Text Anna Ivanova
Russian Federation is a diverse and multicultural country. All nations are bound together in one or another way. Even though I was born in the central part of Russia, I have always dreamed of visiting the Caucasus. When sharing this desire with my family and friends, their reaction was ranging from “Hey wanna be wiped out there?” to “You will be sold to slavery!”. Yes, stereotypes are still alive and kicking.
If you are a little bit acquainted with the relations between central Russia and the Caucasus, you might be aware they have always been a little bit fiery. From the very beginning, when the Caucasus was conquered by the Russian Empire, till now. The modern Caucasus is largely a product of imperial and Soviet history. People from the Caucasus are known as Highlanders. There are even jokes that the mountain air has made them the way they are: fearless, courageous, risky but also pepperish. European laws are unnatural for their nature. Such laws are not perceived by many and therefore violated. The Caucasian people (and especially the Vainakhs) need laws that are understood and respected by the people. For them, this is sharia.

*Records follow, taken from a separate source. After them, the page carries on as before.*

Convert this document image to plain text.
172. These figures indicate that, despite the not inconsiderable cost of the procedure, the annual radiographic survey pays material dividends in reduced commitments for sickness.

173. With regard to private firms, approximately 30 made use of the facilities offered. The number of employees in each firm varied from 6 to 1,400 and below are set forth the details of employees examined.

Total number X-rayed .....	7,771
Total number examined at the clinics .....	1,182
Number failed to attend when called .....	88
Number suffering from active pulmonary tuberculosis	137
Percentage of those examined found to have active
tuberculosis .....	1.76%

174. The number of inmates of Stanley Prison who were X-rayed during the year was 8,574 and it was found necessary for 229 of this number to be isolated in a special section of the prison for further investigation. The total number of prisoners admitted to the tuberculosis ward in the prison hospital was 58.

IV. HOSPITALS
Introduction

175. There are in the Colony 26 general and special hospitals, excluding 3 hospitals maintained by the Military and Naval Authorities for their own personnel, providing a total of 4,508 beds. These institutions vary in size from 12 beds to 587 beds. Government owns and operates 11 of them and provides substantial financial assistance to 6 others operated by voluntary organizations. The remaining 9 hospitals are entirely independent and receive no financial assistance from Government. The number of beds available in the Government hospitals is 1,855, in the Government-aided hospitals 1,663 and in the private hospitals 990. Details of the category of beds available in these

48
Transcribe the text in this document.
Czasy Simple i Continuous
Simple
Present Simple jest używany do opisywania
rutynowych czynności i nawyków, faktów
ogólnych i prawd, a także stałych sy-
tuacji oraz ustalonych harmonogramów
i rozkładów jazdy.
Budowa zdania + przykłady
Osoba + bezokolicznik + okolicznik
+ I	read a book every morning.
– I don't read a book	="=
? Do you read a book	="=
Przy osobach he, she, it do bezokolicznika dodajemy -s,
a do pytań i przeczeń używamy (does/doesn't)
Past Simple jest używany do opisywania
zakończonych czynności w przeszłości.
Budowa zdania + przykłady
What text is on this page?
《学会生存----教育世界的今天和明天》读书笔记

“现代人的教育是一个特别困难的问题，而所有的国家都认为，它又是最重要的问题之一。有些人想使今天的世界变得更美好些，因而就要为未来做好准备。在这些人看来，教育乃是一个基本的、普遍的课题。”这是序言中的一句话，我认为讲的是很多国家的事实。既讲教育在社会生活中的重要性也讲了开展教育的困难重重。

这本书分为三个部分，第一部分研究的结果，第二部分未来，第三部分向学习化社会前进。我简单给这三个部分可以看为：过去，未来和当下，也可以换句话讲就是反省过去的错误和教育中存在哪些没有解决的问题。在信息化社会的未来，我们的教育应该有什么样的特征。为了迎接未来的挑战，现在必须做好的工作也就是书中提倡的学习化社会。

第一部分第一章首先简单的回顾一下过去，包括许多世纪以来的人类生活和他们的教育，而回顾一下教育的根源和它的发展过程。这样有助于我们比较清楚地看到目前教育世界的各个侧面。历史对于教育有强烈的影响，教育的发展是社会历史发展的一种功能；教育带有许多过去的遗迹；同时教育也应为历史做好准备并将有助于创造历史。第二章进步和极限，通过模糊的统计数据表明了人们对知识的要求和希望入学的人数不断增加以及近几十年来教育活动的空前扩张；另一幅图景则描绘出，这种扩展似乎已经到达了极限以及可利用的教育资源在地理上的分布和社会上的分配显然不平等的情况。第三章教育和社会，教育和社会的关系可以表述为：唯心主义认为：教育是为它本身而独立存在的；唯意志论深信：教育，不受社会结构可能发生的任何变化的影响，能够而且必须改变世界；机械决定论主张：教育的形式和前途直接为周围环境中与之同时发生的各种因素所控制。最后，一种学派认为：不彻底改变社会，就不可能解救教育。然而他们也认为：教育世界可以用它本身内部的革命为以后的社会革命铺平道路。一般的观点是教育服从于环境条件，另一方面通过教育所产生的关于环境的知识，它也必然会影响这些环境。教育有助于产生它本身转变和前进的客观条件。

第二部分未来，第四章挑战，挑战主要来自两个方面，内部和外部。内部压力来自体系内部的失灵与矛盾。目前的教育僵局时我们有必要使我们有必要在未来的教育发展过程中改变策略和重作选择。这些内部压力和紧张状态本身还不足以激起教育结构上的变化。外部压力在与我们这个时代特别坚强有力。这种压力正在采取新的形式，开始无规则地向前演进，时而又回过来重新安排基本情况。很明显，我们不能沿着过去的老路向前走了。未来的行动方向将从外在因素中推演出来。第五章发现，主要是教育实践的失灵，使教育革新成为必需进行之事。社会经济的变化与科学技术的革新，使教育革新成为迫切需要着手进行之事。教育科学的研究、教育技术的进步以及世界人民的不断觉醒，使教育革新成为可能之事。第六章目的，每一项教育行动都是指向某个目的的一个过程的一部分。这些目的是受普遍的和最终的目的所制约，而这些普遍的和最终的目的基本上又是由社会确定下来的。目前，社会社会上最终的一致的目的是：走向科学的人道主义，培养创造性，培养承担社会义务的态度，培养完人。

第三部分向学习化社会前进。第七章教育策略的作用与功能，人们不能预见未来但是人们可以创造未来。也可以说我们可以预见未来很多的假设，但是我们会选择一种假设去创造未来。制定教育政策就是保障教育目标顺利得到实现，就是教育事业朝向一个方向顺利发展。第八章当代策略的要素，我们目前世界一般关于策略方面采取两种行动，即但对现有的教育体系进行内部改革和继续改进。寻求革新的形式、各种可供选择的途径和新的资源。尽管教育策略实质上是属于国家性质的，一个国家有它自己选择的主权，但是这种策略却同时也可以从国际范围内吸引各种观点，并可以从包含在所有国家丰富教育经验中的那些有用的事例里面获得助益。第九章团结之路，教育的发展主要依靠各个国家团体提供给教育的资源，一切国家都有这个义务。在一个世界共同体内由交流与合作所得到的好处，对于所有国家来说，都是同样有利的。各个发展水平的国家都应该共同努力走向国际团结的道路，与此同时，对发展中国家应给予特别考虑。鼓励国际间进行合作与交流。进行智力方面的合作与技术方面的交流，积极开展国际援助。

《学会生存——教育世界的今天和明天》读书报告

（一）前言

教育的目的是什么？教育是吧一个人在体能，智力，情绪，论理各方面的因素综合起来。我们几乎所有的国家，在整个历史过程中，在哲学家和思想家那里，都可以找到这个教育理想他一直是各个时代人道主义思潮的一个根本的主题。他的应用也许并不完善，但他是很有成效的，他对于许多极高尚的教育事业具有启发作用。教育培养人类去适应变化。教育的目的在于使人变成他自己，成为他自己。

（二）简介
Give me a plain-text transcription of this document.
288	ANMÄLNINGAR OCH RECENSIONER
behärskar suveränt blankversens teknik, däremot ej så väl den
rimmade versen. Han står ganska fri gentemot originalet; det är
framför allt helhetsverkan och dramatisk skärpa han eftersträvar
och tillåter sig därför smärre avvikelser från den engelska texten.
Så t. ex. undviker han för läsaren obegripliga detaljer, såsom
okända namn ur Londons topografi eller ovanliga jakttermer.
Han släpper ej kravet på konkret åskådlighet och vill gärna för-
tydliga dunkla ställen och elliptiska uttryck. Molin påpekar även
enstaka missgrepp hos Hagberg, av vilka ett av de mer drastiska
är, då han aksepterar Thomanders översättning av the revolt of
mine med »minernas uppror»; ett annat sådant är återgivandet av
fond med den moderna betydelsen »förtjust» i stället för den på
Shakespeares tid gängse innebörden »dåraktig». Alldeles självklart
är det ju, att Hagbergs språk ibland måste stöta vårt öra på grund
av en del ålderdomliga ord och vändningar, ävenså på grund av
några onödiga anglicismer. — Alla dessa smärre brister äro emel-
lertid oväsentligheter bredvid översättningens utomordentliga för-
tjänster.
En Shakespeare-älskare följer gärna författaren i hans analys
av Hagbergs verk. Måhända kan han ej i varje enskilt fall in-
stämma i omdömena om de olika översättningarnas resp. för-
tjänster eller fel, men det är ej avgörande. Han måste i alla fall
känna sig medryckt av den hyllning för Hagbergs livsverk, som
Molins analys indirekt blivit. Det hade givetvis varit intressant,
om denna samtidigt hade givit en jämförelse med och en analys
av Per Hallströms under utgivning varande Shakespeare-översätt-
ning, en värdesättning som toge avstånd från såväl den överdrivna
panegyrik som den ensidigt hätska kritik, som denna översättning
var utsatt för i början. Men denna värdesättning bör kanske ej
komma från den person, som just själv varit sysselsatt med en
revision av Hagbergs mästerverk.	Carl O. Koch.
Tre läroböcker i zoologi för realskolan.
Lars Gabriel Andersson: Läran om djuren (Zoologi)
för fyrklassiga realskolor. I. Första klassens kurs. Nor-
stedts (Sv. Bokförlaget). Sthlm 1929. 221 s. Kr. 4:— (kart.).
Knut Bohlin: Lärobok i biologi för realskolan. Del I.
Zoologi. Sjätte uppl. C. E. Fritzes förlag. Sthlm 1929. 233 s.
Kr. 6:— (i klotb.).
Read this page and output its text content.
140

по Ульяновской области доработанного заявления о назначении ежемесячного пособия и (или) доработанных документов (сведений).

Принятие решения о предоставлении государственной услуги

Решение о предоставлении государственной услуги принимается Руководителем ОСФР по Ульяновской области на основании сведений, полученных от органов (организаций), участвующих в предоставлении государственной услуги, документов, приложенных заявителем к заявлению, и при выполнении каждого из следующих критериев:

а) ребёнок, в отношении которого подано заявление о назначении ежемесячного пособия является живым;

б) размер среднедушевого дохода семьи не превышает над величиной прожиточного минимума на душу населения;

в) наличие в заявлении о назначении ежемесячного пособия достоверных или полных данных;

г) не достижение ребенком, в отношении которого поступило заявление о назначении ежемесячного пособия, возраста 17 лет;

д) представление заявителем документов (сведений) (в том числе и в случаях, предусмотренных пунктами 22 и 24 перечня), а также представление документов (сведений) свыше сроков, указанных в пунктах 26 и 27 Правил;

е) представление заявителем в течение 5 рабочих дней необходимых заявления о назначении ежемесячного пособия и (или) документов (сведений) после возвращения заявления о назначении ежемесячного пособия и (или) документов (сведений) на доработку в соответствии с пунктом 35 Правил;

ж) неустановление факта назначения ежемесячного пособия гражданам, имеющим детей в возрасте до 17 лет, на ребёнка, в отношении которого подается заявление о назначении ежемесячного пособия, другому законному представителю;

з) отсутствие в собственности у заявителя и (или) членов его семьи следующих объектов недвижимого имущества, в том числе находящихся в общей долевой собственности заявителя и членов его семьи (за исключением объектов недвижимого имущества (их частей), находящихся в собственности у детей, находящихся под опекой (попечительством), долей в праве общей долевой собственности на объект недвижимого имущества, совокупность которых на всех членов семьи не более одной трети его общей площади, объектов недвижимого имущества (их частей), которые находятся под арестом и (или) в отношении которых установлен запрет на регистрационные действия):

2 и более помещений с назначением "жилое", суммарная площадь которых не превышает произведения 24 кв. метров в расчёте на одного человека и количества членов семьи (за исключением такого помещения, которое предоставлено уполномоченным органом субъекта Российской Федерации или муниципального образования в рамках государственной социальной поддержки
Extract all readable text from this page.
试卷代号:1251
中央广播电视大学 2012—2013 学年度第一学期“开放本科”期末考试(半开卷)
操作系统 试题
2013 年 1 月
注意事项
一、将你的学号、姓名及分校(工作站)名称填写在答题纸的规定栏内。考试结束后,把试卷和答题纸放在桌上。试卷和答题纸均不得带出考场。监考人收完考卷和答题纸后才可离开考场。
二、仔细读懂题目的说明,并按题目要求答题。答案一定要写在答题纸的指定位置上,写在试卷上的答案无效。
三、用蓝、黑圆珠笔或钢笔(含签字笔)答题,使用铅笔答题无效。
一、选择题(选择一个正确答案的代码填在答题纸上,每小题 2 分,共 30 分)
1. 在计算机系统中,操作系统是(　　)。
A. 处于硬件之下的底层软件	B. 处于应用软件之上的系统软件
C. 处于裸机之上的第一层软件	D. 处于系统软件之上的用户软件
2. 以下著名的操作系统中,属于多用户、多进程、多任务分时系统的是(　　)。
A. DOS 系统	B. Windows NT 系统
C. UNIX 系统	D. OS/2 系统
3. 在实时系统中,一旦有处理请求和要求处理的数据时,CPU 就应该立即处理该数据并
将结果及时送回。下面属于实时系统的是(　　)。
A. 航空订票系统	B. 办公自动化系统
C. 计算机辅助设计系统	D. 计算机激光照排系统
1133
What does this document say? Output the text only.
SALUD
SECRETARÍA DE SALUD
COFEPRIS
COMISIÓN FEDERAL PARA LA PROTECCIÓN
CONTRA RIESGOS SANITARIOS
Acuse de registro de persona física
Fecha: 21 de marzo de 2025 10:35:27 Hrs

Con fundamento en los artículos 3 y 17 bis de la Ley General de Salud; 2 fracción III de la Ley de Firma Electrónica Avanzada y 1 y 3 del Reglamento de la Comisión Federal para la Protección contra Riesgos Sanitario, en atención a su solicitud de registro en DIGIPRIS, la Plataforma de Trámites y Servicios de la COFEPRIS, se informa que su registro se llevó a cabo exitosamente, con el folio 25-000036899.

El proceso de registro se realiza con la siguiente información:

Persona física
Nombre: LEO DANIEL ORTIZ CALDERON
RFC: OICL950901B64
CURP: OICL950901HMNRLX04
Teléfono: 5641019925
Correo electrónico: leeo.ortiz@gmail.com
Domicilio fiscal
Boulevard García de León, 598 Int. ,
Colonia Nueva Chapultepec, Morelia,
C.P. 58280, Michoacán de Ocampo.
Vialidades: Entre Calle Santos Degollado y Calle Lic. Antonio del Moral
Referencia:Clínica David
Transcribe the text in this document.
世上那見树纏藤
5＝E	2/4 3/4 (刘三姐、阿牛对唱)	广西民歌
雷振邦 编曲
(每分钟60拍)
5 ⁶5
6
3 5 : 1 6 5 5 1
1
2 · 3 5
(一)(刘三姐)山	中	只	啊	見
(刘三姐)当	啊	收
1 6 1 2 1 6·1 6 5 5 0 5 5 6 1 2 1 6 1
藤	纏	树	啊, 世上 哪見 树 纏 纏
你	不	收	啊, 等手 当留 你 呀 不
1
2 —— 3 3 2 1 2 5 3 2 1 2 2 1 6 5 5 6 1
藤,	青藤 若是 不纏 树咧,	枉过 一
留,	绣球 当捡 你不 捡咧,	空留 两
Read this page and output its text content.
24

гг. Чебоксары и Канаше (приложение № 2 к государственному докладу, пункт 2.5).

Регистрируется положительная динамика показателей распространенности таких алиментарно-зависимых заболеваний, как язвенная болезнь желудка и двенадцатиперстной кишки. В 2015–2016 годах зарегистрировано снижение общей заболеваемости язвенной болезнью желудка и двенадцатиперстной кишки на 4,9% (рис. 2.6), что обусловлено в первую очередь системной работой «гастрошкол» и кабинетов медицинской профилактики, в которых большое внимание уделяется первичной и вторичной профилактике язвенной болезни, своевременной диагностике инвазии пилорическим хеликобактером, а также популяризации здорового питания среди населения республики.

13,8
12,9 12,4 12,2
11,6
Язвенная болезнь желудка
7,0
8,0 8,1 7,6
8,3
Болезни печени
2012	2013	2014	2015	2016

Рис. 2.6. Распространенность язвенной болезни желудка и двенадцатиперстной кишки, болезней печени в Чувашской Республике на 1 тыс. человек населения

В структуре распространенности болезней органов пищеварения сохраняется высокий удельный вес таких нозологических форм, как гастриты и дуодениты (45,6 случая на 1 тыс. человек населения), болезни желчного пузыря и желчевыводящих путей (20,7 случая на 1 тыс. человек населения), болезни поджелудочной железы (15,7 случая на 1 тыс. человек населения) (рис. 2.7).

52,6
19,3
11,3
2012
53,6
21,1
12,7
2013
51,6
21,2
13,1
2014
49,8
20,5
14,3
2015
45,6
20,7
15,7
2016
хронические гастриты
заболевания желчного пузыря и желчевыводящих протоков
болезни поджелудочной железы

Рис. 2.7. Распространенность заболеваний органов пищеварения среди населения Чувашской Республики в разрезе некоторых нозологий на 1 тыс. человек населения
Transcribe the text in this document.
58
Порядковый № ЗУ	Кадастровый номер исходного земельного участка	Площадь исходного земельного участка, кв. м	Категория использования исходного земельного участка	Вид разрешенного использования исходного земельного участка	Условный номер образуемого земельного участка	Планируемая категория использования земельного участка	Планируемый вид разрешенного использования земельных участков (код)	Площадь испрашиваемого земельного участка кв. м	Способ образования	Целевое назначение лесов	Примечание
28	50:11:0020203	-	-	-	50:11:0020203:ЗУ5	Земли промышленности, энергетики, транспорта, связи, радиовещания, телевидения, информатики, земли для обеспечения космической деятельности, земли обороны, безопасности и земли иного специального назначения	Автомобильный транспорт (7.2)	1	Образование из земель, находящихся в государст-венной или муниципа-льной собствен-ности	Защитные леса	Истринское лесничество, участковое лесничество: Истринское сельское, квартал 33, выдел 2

My dream of visiting the Caucasus came true in April 2018. I was working at the World Festival of Youth and Students in 2017 and made friends with a girl from Chechnya. She invited me to participate in the students’ forum in the Caucasus. I was on the cloud nine and ready for new adventures.
Guided by the principle “when in Rome do as the Romans do”, I left my jeans at home and took more long skirts. I stopped using dark humor: you better not sarcasm. It is not allowed to raise some topics in conversations. It is not permissible for a man to touch a woman’s face or hands.
Before coming there, I had quite a lot of stereotypes about the Caucasus natives (judging by the stories of friends and the behavior of those guys in Moscow). Fortunately, they didn’t come true at all! I was surrounded by people who honor the traditions of their ancestors and respect others. They do not just talk about honor and dignity, but they show this by example. Truly admirable.
Hospitality in the Caucasus is considered almost the most important adat (Caucasian law). Caucasians are proud to follow this ancient custom of hospitality. There are many not only sayings about also legends dedicated to this. Old people used to say, “No guests, no goodwill”. Moreover, each house (especially in the countryside) has a “guest room”, which is always ready to be occupied.
The Caucasus is definitely a place worth visiting. Not better, not worse. Just different. An integral and essential part of Russia with its own uniqueness.